El sueño americano…
Parte I
Mientras volvía a casa, Guadalupe iba pensando en su situación. Ella y su marido habían entrado, de forma ilegal, en los EE. UU. El reclamo de la tierra de las oportunidades era grande. Ese canto de sirenas, que al oído de muchos de sus paisanos, sonaba a música celestial.
Para ir tirando habían ido, de acá para allá, aceptado cualquier trabajo que les saliera al paso. La mayoría, trabajos de mierda. Como es bien sabido, lo que no mejora empeora, y en su caso no fue una excepción. Al final, terminaron en Charlotte (Carolina del Norte). Allí José, su marido, terminó trabajando para Manuel, un pequeño traficante que había llegado de Méjico como ellos.
Sabiendo de donde venía el dinero, al principio ella se opuso, pero poco a poco, fue aceptando la situación. El recuerdo del tiempo que pasaron yendo de un lugar a otro, peleando por un trozo de pan y esquivando los moscones que se le acercaban, atraídos por su belleza, le ayudaron a tomar esa decisión.

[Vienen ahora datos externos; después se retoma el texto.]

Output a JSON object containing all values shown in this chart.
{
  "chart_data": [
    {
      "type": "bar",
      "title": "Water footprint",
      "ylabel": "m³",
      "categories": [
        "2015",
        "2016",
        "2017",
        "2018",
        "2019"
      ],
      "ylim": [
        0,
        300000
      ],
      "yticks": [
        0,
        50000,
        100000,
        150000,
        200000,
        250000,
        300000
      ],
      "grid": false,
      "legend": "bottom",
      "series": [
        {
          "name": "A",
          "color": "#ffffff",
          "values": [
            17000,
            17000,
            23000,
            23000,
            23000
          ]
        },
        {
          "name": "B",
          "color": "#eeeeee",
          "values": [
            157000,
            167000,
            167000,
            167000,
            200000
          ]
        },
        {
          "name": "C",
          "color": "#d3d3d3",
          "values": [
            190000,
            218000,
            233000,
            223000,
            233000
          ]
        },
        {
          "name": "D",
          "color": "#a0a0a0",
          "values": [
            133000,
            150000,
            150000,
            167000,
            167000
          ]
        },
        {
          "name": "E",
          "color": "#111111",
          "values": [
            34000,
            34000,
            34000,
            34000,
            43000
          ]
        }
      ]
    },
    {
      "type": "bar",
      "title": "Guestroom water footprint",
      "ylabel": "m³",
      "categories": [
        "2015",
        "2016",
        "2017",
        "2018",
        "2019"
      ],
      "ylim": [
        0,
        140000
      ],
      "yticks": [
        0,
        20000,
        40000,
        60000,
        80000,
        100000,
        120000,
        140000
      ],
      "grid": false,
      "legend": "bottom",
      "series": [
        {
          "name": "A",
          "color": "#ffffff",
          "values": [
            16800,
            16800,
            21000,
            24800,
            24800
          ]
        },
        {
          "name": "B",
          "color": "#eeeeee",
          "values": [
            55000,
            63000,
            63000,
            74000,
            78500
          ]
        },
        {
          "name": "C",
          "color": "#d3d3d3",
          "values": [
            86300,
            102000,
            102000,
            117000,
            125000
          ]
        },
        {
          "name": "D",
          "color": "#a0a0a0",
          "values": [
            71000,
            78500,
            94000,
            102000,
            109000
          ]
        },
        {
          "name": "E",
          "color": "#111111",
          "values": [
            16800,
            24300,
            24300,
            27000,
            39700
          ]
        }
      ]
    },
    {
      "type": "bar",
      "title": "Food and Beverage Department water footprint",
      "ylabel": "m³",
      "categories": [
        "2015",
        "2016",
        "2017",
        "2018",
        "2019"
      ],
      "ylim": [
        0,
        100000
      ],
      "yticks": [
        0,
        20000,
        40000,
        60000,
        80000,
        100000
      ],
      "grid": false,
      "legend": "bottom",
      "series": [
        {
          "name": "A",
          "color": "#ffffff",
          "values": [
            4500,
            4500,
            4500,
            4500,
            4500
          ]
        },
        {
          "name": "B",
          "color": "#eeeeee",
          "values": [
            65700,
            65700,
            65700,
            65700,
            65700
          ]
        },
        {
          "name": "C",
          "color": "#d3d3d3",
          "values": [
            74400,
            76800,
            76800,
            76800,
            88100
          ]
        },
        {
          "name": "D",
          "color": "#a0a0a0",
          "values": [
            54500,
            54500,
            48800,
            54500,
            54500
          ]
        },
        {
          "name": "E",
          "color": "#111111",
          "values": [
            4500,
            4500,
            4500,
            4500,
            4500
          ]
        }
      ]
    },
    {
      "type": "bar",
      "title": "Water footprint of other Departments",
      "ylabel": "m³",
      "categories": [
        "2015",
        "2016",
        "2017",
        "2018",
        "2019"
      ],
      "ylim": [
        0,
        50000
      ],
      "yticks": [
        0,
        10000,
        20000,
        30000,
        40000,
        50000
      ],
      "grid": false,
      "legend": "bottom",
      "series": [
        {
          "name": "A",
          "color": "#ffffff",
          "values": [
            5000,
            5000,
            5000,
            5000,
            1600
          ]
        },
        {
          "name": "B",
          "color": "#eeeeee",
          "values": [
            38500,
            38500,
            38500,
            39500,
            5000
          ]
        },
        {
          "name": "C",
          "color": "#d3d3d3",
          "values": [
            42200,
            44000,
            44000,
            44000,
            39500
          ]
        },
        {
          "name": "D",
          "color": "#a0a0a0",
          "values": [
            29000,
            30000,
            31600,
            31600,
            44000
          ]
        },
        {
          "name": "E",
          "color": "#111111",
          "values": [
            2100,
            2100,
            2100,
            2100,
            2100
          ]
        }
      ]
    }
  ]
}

Como suele ocurrir, «la felicidad dura poco en casa del pobre» y José terminó engullido por el ambiente en el que se movía. Se enganchó a las drogas y las peleas en casa comenzaron a ser habituales. Guadalupe era la que se llevaba la peor parte.
Un día recibió una llamada de la policía, José había muerto en una pelea. Dos tiros en el pecho habían acabado con él.
No se puede decir que se alegrara, porque no fue así, lloró a José acordándose de los momentos felices que habían vivido, pero una vez enterrado, metió en una bolsa cuatro cosas y se marchó. Decidió alejarse de allí. Se había quedado sola en un país que nunca les quiso.
Al principio encontró trabajo en las plantaciones de tabaco de Virginia, pero era agotador y el sueldo miserable. Probó en un McDonald’s, limpiando en moteles de carretera…
Los trabajos no le duraban mucho. La mayoría de las veces tenía que irse porque algún jefe o compañero se le insinuaba, no entendían que los mandase a la mierda.
Había pasado más de un año cuando decidió volver a Charlotte, una amiga le había buscado un empleo. No era ni con mucho un buen trabajo, pero ya estaba harta de ir de un sitio para otro.
—Hola Guadalupe —oyó que le decían un día cuando estaba comprando en un supermercado.
Reconoció la voz. Era Manuel, el jefe para el que había trabajado su marido.
—No esperaba encontrarte, desapareciste nada más morir José. Te estuve buscando, pero no hubo forma, me dijeron que te habías ido a los campos de tabaco. Quería que supieras que apreciaba a tu marido, sabes que formamos una familia y que nos ayudamos.
—Mira Manuel, te agradezco tus palabras, pero tengo muchos problemas y tú serías uno más.
—Pero no seas así Lupe, ya sabes que te aprecio como apreciaba a José.
—Manuel, si llamas aprecio a estar siempre intentando llevarme a la cama, sí que es posible que me apreciaras. Nunca te importó que estuviera casada, con el que tú decías que era como un hermano para ti.
—No digas eso, me he enterado de que andas de aquí para allá y quiero ofrecerte un trabajo. No es nada del otro mundo, pero te permitirá ir tirando. Y no voy a meterte mano, salvo que tú quieras. Por el recuerdo a tu marido quiero ayudarte como haría cualquier familia. Sé que no querías que José trabajara en esto, pero eso es agua pasada. Mañana vas a esta dirección. Necesito alguien para que controle todo el proceso, desde el manipulado hasta la salida de la mercancía. Es difícil encontrar gente de confianza. Tengo que estar siempre pendiente de que no me roben, contigo sé que no haría falta.
Guadalupe cogió el papel con la dirección y cargando con la bolsa de la compra salió sin decir nada.
Manuel sabía que aceptaría. Había indagado un poco sobre su vida, acababa de perder su trabajo y el casero la quería echar porque no le pagaba.